Current long-context benchmarks primarily focus on retrieval-based tests, requiring Large Language Models (LLMs) to locate specific information within extensive input contexts, such as the needle-in-a-haystack (NIAH) benchmark. Long-context generation refers to the ability of a language model to generate coherent and contextually accurate text that spans across lengthy passages or documents. While recent studies show strong performance on NIAH and other retrieval-based long-context benchmarks, there is a significant lack of benchmarks for evaluating long-context generation capabilities. To bridge this gap and offer a comprehensive assessment, we introduce a synthetic benchmark, LongGenBench, which allows for flexible configurations of customized generation context lengths. LongGenBench advances beyond traditional benchmarks by redesigning the format of questions and necessitating that LLMs respond with a single, cohesive long-context answer.

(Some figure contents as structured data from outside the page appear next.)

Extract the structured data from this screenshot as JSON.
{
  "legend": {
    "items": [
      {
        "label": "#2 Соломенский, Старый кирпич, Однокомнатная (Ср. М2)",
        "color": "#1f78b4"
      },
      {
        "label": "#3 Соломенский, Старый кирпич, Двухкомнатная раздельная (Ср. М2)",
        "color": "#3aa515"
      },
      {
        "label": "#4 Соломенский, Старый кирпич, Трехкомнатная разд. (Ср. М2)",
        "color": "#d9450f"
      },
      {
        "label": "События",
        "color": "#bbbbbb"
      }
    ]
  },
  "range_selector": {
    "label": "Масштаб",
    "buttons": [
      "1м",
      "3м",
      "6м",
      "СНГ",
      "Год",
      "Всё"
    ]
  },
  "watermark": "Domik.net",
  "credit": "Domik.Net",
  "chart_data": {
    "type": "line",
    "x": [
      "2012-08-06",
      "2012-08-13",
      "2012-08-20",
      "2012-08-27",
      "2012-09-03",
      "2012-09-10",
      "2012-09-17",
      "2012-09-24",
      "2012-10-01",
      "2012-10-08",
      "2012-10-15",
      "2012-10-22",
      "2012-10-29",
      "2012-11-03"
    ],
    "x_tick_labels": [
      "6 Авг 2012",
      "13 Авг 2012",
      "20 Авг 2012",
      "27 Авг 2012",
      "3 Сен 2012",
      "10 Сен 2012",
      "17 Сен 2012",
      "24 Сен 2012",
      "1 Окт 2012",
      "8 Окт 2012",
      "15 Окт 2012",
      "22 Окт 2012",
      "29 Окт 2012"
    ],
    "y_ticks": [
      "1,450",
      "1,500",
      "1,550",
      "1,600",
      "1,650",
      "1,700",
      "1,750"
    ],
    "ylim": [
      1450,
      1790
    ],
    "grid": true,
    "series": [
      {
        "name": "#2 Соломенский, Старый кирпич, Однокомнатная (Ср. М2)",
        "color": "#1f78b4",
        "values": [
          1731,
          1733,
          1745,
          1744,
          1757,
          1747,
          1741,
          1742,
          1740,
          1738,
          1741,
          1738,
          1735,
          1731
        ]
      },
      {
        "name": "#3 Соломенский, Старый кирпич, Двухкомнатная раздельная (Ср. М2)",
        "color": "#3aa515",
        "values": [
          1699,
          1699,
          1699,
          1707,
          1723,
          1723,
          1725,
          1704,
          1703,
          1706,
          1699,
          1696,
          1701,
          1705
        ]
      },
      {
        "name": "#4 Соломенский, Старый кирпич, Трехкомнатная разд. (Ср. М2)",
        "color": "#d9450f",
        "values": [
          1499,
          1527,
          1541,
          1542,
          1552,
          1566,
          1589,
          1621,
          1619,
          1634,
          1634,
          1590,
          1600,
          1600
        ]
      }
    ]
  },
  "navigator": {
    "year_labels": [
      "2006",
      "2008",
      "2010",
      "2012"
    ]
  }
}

Upon extensive evaluation using LongGenBench, we observe that: (1) both API accessed and open source models exhibit performance degradation in long-context generation scenarios, ranging from 1.2% to 47.1%; (2) different series of LLMs exhibit varying trends of performance degradation, with the Gemini-1.5-Flash model showing the least degradation among API accessed models, and the Qwen2 series exhibiting the least degradation in LongGenBench among open source models.